Resta da domandarsi quali possono diventare le sorti dell’intero globo in presenza sempre meno di realizzazione dipendenti dal genio umano e sempre più da prodotti naturali, la cui estrazione è essenzialmente confinata in alcune aree geografiche o Paesi, ovvero chi ne ha le sfrutta appieno, e può diventare arbitro delle sorti di chi non la che, per averlo, paga prezzi incredibili. Parimenti la prima componente essenziale del nostro tempo è diventato il possesso e controllo dei dati di ogni persona, delle sue abitudini, stili di vita e disponibilità alla spesa. Non a caso i primi possessori dei dati sono le regine tecnologiche del Nasdaq, che pur svolgendo attività sostanzialmente diversificate, si interconnettono tra loro sui dati e chiudono il cerchio di un potere che appare effimero e invece è superiore a qualunque bene materiale, perché dai e con i dati si alimenta l’economia mondiale e gli indirizzi di spesa, consumi e forniture. Incredibilmente l’Europa , o meglio l’agglomerato europeo costituitosi per mantenere una leadership mondiale, ereditata da secoli e secoli, non ha saputo dar seguito alla nascita di imprese tecnologiche che proprio dai dati ottenevano la linfa vitale per poter governare i destini del globo.

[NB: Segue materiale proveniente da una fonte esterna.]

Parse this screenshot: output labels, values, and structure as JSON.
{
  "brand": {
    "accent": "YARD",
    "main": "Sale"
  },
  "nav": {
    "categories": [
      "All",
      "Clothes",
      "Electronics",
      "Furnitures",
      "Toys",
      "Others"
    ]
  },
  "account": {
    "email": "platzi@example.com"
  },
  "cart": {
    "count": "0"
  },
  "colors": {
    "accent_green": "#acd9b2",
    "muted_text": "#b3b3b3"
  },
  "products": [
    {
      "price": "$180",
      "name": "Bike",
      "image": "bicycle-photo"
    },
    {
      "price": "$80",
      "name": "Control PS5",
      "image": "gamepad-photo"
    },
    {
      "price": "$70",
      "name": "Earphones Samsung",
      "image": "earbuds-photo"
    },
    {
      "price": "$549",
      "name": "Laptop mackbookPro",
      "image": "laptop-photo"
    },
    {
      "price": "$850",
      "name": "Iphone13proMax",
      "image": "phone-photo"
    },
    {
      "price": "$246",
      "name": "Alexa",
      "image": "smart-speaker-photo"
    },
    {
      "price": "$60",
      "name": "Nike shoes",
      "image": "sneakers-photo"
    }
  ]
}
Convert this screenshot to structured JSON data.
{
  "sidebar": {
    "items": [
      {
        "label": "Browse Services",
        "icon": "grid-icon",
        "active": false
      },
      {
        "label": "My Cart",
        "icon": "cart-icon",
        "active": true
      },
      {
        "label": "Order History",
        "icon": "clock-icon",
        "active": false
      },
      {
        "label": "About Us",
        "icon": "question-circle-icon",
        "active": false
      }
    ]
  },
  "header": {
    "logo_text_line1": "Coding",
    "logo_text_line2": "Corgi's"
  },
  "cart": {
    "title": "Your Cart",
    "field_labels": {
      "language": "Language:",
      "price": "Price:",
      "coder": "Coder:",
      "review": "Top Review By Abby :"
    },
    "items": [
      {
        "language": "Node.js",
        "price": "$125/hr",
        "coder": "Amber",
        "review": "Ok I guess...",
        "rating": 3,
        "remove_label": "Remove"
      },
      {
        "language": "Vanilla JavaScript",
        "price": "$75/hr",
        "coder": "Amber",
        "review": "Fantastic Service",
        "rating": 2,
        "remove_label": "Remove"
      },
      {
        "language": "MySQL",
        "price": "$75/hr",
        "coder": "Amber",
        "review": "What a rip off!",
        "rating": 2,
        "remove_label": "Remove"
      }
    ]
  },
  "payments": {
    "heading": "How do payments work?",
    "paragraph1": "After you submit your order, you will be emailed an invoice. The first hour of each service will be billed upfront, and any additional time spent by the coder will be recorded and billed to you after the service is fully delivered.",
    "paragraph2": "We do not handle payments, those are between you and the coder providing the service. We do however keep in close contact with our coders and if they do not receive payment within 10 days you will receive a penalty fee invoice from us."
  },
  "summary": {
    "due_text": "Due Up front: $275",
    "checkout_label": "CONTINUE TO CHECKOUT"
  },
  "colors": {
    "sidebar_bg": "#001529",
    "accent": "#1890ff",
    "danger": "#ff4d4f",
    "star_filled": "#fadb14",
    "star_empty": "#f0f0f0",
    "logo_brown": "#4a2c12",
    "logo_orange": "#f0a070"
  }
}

Prima gli statunitensi, poi i cinesi, in compagnia seppur dissociata di altri paesi Asia-Pacifico e poi gli Indù, hanno agito e investito come non mai prima nell’evoluzione tecnologica mirata a somme di componenti che all’origine e termine avevano sempre di dati. Contestualmente la Comunità europea è rimasta al palo. Le prime 500 aziende quotate al Nasdaq hanno capitalizzazioni di Borsa superiori ai 100 miliardi di dollari, in Europa del settore tecnologico con almeno la stessa cifra sono 5, tutte tedesche. Improvvisamente l’ex governatore della Bce e premier italiano, Mario Draghi, s’è risvegliato dal torpore e ha lanciato l’allarme sull’Innovation Tecnology, facendo sobbalzare sulla sedia i 28 capi di stato, tra cui i 5 più importanti, senza peraltro arrivare a nulla. Ora, ogni minuto di ritardo negli investimenti, mentre gli altri galoppano - leggasi Cina, Stati Uniti, India - è una pietra miliare per essere emarginati dalle scelte per il nuovo orientamento mondiale, che ha e avrà nella tecnologia il suo primo protagonista decisore.